Un edificio para una nueva era
La Biblioteca Nacional de España, situada en el Paseo de Recoletos de Madrid, fue diseñada por los arquitectos Francisco Jareño y Antonio Ruiz de Salces. La construcción del edificio principal comenzó en 1866 y se completó en varias fases durante las siguientes décadas. Desde su concepción, el proyecto fue ambicioso no solo arquitectónicamente sino también en términos de infraestructura técnica. Los planificadores entendieron que una biblioteca moderna del siglo XIX requería más que estanterías y salas de lectura; necesitaba condiciones ambientales que preservaran las colecciones valiosas y proporcionaran comodidad a los lectores y al personal. Esta no era una decisión trivial; la electricidad era una tecnología emergente, costosa y, en opinión de muchos, arriesgada. Thomas Edison había perfeccionado la bombilla incandescente práctica solo en 1879, apenas 13 años antes. En 1892, la mayoría de las bibliotecas, museos y edificios públicos europeos aún dependían del gas o incluso de velas y lámparas de aceite para la iluminación. Estas fuentes de luz tradicionales presentaban problemas serios: la pobre calidad de luz que forzaba la vista, el peligro constante de incendio, y la contaminación del aire que dañaba los libros y documentos antiguos. La instalación eléctrica en la Biblioteca Nacional fue un proyecto de ingeniería significativo. Requirió un generador dedicado, cableado extenso, y lámparas especialmente diseñadas. El sistema debía ser confiable; los fallos en una biblioteca con lectores presentes podrían ser peligrosos y ciertamente inconvenientes.

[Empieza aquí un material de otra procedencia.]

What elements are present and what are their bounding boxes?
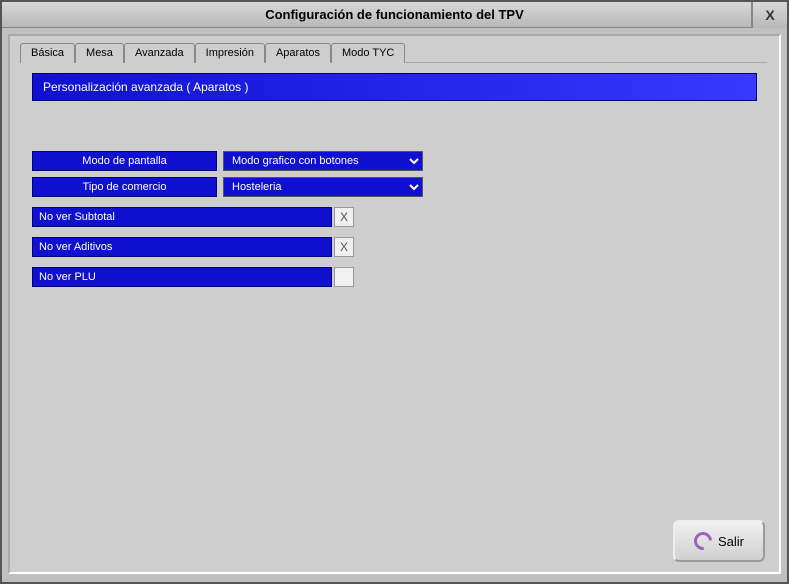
window-title: Configuración de funcionamiento del TPV (265, 7, 524, 22)
tab-panel-aparatos: Personalización avanzada ( Aparatos ) Mo… (22, 62, 767, 503)
config-window: Configuración de funcionamiento del TPV … (0, 0, 789, 584)
salir-button[interactable]: Salir (673, 520, 765, 562)
label-tipo-comercio: Tipo de comercio (32, 177, 217, 197)
close-button[interactable]: X (751, 2, 787, 28)
checkbox-no-ver-aditivos[interactable]: X (334, 237, 354, 257)
checkbox-no-ver-subtotal[interactable]: X (334, 207, 354, 227)
section-header: Personalización avanzada ( Aparatos ) (32, 73, 757, 101)
close-icon: X (765, 7, 774, 23)
titlebar: Configuración de funcionamiento del TPV … (2, 2, 787, 28)
tab-avanzada[interactable]: Avanzada (124, 43, 195, 63)
footer: Salir (673, 520, 765, 562)
checkbox-no-ver-plu[interactable] (334, 267, 354, 287)
check-mark-icon: X (340, 240, 348, 254)
tabs-row: Básica Mesa Avanzada Impresión Aparatos … (10, 36, 779, 62)
tab-modo-tyc[interactable]: Modo TYC (331, 43, 405, 63)
row-no-ver-subtotal: No ver Subtotal X (32, 207, 757, 227)
label-modo-pantalla: Modo de pantalla (32, 151, 217, 171)
row-modo-pantalla: Modo de pantalla Modo grafico con botone… (32, 151, 757, 171)
label-no-ver-plu: No ver PLU (32, 267, 332, 287)
tab-basica[interactable]: Básica (20, 43, 75, 63)
select-tipo-comercio[interactable]: Hosteleria (223, 177, 423, 197)
tab-mesa[interactable]: Mesa (75, 43, 124, 63)
check-mark-icon: X (340, 210, 348, 224)
row-no-ver-plu: No ver PLU (32, 267, 757, 287)
row-no-ver-aditivos: No ver Aditivos X (32, 237, 757, 257)
row-tipo-comercio: Tipo de comercio Hosteleria (32, 177, 757, 197)
label-no-ver-aditivos: No ver Aditivos (32, 237, 332, 257)
content-frame: Básica Mesa Avanzada Impresión Aparatos … (8, 34, 781, 574)
salir-label: Salir (718, 534, 744, 549)
tab-impresion[interactable]: Impresión (195, 43, 265, 63)
tab-aparatos[interactable]: Aparatos (265, 43, 331, 63)
select-modo-pantalla[interactable]: Modo grafico con botones (223, 151, 423, 171)
exit-icon (690, 528, 715, 553)
label-no-ver-subtotal: No ver Subtotal (32, 207, 332, 227)
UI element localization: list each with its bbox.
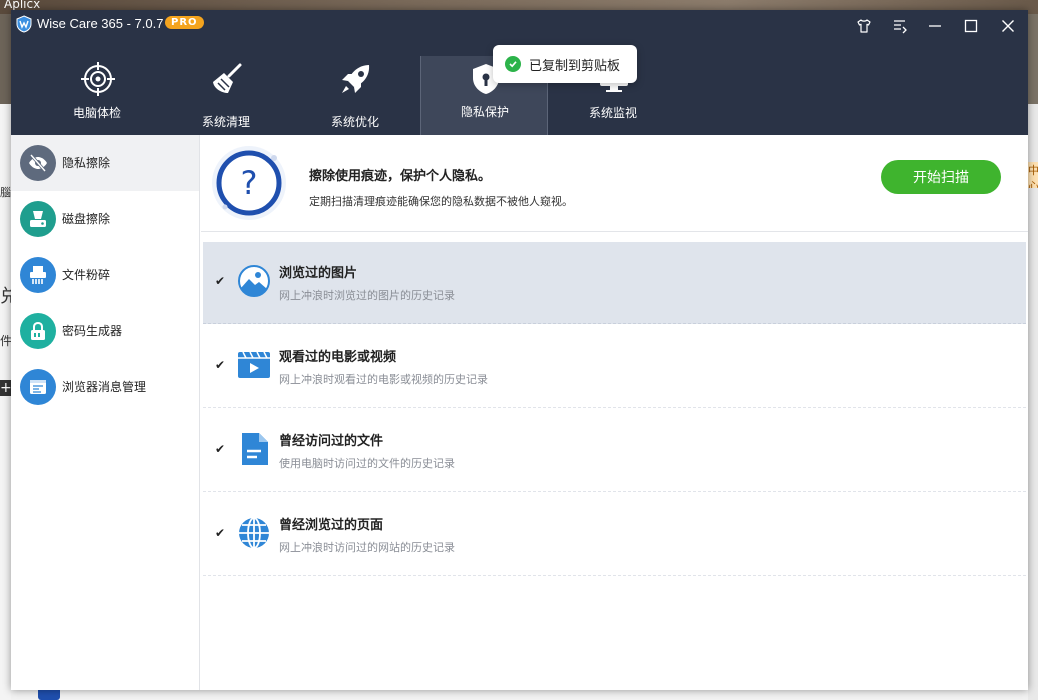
sidebar-item-label: 磁盘擦除 [62,212,111,226]
disk-eraser-icon [20,201,56,237]
sidebar: 隐私擦除 磁盘擦除 文件粉碎 密码生成器 浏览器消息管理 [11,135,200,690]
nav-label: 系统优化 [330,115,379,129]
shredder-icon [20,257,56,293]
banner-description: 定期扫描清理痕迹能确保您的隐私数据不被他人窥视。 [309,195,573,208]
item-description: 网上冲浪时访问过的网站的历史记录 [279,541,455,554]
close-button[interactable] [998,16,1018,36]
desktop-background-left [0,14,11,700]
app-window: Wise Care 365 - 7.0.7 PRO 电脑体检 系统清理 系统优化… [11,10,1028,690]
item-description: 使用电脑时访问过的文件的历史记录 [279,457,455,470]
titlebar: Wise Care 365 - 7.0.7 PRO [11,10,1028,40]
svg-text:?: ? [241,164,258,202]
skin-button[interactable] [854,16,874,36]
item-title: 浏览过的图片 [279,266,358,281]
pro-badge: PRO [165,16,204,29]
background-fragment: 腦 [0,186,11,199]
image-icon [238,265,270,297]
document-icon [242,433,268,465]
rocket-icon [342,65,370,93]
background-fragment-orange: 中心 [1028,162,1038,188]
item-title: 曾经访问过的文件 [279,434,384,449]
nav-item-clean[interactable]: 系统清理 [162,56,290,135]
list-item[interactable]: ✔ 曾经浏览过的页面 网上冲浪时访问过的网站的历史记录 [203,494,1026,576]
minimize-icon [929,25,941,27]
sidebar-item-file-shredder[interactable]: 文件粉碎 [11,247,199,303]
desktop-background-right-top [1028,14,1038,104]
close-icon [1002,20,1014,32]
item-description: 网上冲浪时观看过的电影或视频的历史记录 [279,373,488,386]
sidebar-item-browser-notifications[interactable]: 浏览器消息管理 [11,359,199,415]
toast-text: 已复制到剪贴板 [529,58,621,74]
app-logo-icon [16,15,32,33]
maximize-icon [964,19,978,33]
menu-button[interactable] [890,16,910,36]
background-fragment: 中心 [1028,164,1038,188]
sidebar-item-label: 密码生成器 [62,324,123,338]
nav-item-checkup[interactable]: 电脑体检 [33,56,161,135]
background-fragment: 件 [0,334,11,348]
nav-label: 系统清理 [201,115,250,129]
item-checkbox[interactable]: ✔ [215,275,227,287]
list-item[interactable]: ✔ 浏览过的图片 网上冲浪时浏览过的图片的历史记录 [203,242,1026,324]
background-fragment: + [0,380,11,396]
sidebar-item-password-generator[interactable]: 密码生成器 [11,303,199,359]
video-icon [238,351,270,378]
item-title: 曾经浏览过的页面 [279,518,384,533]
globe-icon [239,517,269,549]
browser-icon [20,369,56,405]
sidebar-item-privacy-erase[interactable]: 隐私擦除 [11,135,199,191]
sidebar-item-label: 文件粉碎 [62,268,111,282]
banner-title: 擦除使用痕迹，保护个人隐私。 [309,169,492,184]
copied-toast: 已复制到剪贴板 [493,45,637,83]
list-item[interactable]: ✔ 观看过的电影或视频 网上冲浪时观看过的电影或视频的历史记录 [203,326,1026,408]
app-title: Wise Care 365 - 7.0.7 [37,16,164,31]
tshirt-icon [857,19,871,33]
item-title: 观看过的电影或视频 [279,350,397,365]
sidebar-item-disk-erase[interactable]: 磁盘擦除 [11,191,199,247]
menu-icon [894,20,907,34]
sidebar-item-label: 隐私擦除 [62,156,111,170]
divider [201,231,1028,232]
eye-slash-icon [20,145,56,181]
maximize-button[interactable] [961,16,981,36]
question-shield-icon: ? [212,146,286,220]
nav-label: 系统监视 [588,106,637,120]
list-item[interactable]: ✔ 曾经访问过的文件 使用电脑时访问过的文件的历史记录 [203,410,1026,492]
nav-label: 隐私保护 [460,105,509,119]
padlock-icon [20,313,56,349]
header: Wise Care 365 - 7.0.7 PRO 电脑体检 系统清理 系统优化… [11,10,1028,135]
main-content: ? 擦除使用痕迹，保护个人隐私。 定期扫描清理痕迹能确保您的隐私数据不被他人窥视… [201,135,1028,690]
minimize-button[interactable] [925,16,945,36]
start-scan-button[interactable]: 开始扫描 [881,160,1001,194]
background-fragment: 兑 [0,286,11,307]
item-checkbox[interactable]: ✔ [215,359,227,371]
desktop-background-left-top [0,14,11,104]
nav-label: 电脑体检 [72,106,121,120]
desktop-background-bottom [11,690,1028,700]
item-description: 网上冲浪时浏览过的图片的历史记录 [279,289,455,302]
item-checkbox[interactable]: ✔ [215,443,227,455]
check-circle-icon [505,56,521,72]
broom-icon [213,63,242,93]
crosshair-icon [81,62,115,96]
sidebar-item-label: 浏览器消息管理 [62,380,147,394]
item-checkbox[interactable]: ✔ [215,527,227,539]
desktop-background-right [1028,14,1038,700]
nav-item-optimize[interactable]: 系统优化 [291,56,419,135]
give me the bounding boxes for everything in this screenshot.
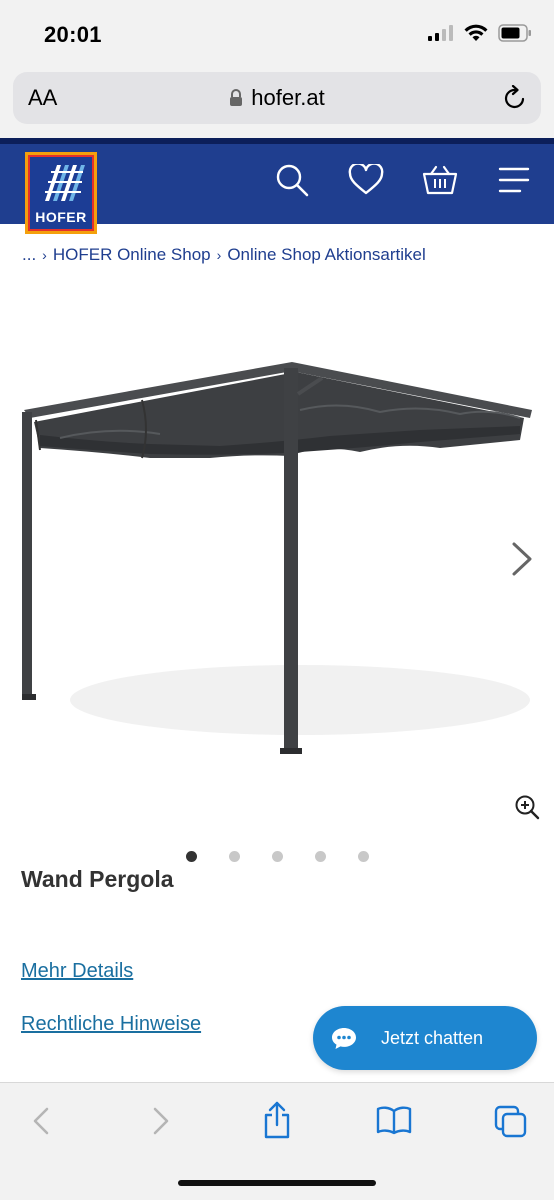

Los desafíos de la implementación
Instalar sistemas eléctricos y de calefacción en un edificio del siglo XIX presentaba desafíos formidables. El edificio no fue diseñado originalmente para albergar estas tecnologías. Los cables eléctricos debían ser tendidos a través de paredes y techos sin comprometer la integridad estructural o estética. Las tuberías de calefacción requerían una plomería extensa. Ambos sistemas necesitaban mantenimiento regular por personal técnicamente capacitado, una especialización escasa en la época. El costo fue sustancial. Los fondos debían asegurarse no solo para la instalación inicial sino para la operación continua. El combustible para calderas (típicamente carbón), la electricidad (generada en sitio o comprada), y los salarios de los técnicos representaban gastos operativos significativos. Además, había escepticismo a superar. Algunos temían que la electricidad representaba un peligro de incendio (irónicamente, dado que reemplazaba llamas abiertas). Otros dudaban de la confiabilidad de tecnologías tan nuevas.
Comparación internacional
Para contextualizar más, consideremos ejemplos internacionales: La Biblioteca del Congreso en Washington D.C., inaugurada en su edificio actual en 1897, fue diseñada desde cero con electricidad y calefacción, pero fue construida cinco años después de las instalaciones en Madrid. La Biblioteca Bodleiana de Oxford, una de las más antiguas de Europa, adoptó la iluminación eléctrica de manera gradual y desigual a lo largo de las primeras décadas del siglo XX. La Biblioteca Estatal de Baviera en Múnich tuvo procesos similares de electrificación y calefacción extendidos sobre años. Que la Biblioteca Nacional de España estuviera entre las primeras es un testimonio de la visión de sus administradores. Las fluctuaciones extremas de temperatura y humedad son enemigas de los materiales bibliotecarios. El pergamino, el papel, el cuero, las telas, las tintas: todos sufren en condiciones ambientales mal controladas. Antes de la calefacción controlada, los inviernos fríos y húmedos de Madrid causaban condensación que promovía el moho. Los veranos calurosos sin ventilación adecuada aceleraban la degradación química. La calefacción central, aunque primitiva según estándares modernos, atenuaba estos extremos. Los documentos que sobrevivieron siglos en monasterios y archivos ahora disfrutaban de condiciones mejoradas en la Biblioteca Nacional, prolongando su vida útil para las generaciones futuras.